The script immediately introduces you to both sides of an interstellar war, strange and interesting technology, and droids! So many questions with so little screen time. A true feat.
Ancillary Justice is another good example, although it’s more what I call character action (which can be massively compelling in its own right) instead of, you know, action action. There is no immediate backstory. The book doesn’t open on Breq in her past life.
Author Ann Leckie starts later, with the discovery of a body, when things get really interesting. It seems like such a small event at first. Yippee, another body. Why not start with an explosion, or a rolling boulder?
How very…mystery of her.
Yet you’re quickly shown glimpses of a vast and populated universe, given seeds of information that blossom into a garden of questions in your mind.
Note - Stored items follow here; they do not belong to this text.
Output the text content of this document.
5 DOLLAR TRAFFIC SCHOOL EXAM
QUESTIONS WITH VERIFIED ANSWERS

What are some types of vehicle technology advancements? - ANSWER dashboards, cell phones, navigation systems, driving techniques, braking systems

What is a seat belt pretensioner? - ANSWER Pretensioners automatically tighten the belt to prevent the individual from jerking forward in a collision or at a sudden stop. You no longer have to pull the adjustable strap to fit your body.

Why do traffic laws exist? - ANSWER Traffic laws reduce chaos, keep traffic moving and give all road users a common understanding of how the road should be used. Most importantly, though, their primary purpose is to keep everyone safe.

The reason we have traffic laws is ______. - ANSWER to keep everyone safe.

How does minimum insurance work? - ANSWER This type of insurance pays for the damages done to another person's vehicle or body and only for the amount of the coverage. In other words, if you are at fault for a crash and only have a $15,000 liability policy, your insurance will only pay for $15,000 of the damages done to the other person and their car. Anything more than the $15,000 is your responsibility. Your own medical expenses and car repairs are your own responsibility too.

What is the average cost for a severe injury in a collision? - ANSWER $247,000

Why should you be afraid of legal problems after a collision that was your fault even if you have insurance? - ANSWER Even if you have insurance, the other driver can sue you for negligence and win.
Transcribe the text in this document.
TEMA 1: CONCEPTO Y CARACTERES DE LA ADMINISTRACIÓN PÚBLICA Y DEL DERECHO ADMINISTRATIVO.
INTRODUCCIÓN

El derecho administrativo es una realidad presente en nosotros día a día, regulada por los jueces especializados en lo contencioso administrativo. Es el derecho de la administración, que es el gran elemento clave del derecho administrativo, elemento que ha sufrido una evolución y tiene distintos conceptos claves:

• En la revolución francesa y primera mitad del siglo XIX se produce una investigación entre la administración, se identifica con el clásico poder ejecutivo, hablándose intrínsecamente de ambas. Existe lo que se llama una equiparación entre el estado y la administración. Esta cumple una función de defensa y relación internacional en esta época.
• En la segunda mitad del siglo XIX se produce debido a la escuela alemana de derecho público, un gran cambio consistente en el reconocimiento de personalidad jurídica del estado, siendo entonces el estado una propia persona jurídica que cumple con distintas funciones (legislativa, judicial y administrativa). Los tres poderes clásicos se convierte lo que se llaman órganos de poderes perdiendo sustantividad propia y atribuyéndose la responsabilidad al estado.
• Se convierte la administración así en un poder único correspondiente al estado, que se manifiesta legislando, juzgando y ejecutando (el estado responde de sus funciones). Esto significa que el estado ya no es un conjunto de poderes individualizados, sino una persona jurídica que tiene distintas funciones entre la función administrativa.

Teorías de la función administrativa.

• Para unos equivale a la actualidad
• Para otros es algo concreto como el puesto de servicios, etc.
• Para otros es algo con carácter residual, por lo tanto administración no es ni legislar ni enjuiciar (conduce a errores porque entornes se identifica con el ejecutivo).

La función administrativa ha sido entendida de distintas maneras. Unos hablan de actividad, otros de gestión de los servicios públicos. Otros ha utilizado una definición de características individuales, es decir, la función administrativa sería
Later in the book you’re treated to the events of the past, further fueling your desire for knowledge.
All of this ‘slow’ back-filling occurs only after Leckie proves she can supply a fascinating narrative and has earned some leeway from the reader.
As a writer, the most important commodity a good action opener buys you is trust.
It earns good faith with the expectation that you will continue to deliver after you take a detour to Exposition City later on.
Character scenes are vital, but you can only string so many of them together before the masses get restless.
A properly-executed action opener buys you the time to slow down and adjust the place settings before you rip out the tablecloth like Bill Murray in Ghostbusters.
But here’s the thing: if you do your job right, the readers or viewers will realize that you can deliver the goods, and they will offer you some grace to properly worldbuild…
…but then you must keep delivering.
That’s the deal.
It’s the burden of competence, and oh, how heavy it is.
Folks, here is where the good writing is sifted from the great.
Once the worldbuilding questions are answered, it all comes down to the characters.
If there are no compelling character questions to be answered — no driving mystery, no problem to be solved — then why keep reading?
The most basic question powering many stories is ‘will the protagonist survive?’
This is often enough to get the job done in the most technical, workaday sense, though rarely wholly satisfying.
I’m typically much more invested in a character that has major personal reasons for making it out of a given situation alive. The higher the stakes and the more hanging plot threads that will be disrupted by the protagonist’s failing, the more I’m invested.
I want all those mysteries solved, all those nagging questions answered before the end.
Please allow me to close this essay with a thought experiment.
Hold up the thumb and forefinger of one hand, spread as far apart as you can manage (make a big L).
Set the tips of those two fingers on a flat surface.
In the several inches between the tips of your thumb and forefinger is the timeline of your story as a linear track, from beginning to end. A straight line. A plot (hopefully).
Now imagine each side of the line extending off into infinity, both beginning and end, beyond your fingers. The small part of that infinite line between your fingers is your book or screenplay.
Now here’s the trick: you can slide your open fingers up and down that line, beginning and ending the narrative wherever you want.
But of course you can start following your character fresh out of high school as they begin their internship for Evil Corp!
Yet wouldn’t it be more intriguing to slide your fingers a little farther down the timeline and start later, when your plucky protagonist is a seasoned employee and is just now waking up to the sinister dealings of their employer? Imagine the suspense!
Or perhaps you go even farther down the line, when they are in danger of losing their own moral battle and fully committing to the company and its dark methods. What conflict! I must know more!
If you have a choice in picking your starting point (and trust me, you do), pick an interesting one.
The action opener is a fitting way to do this.
If you present it well enough, the reader will ask so many questions on their own that they will have no choice but to come along for the ride.
Remember: mystery drives a good narrative as much as it powers our imaginations.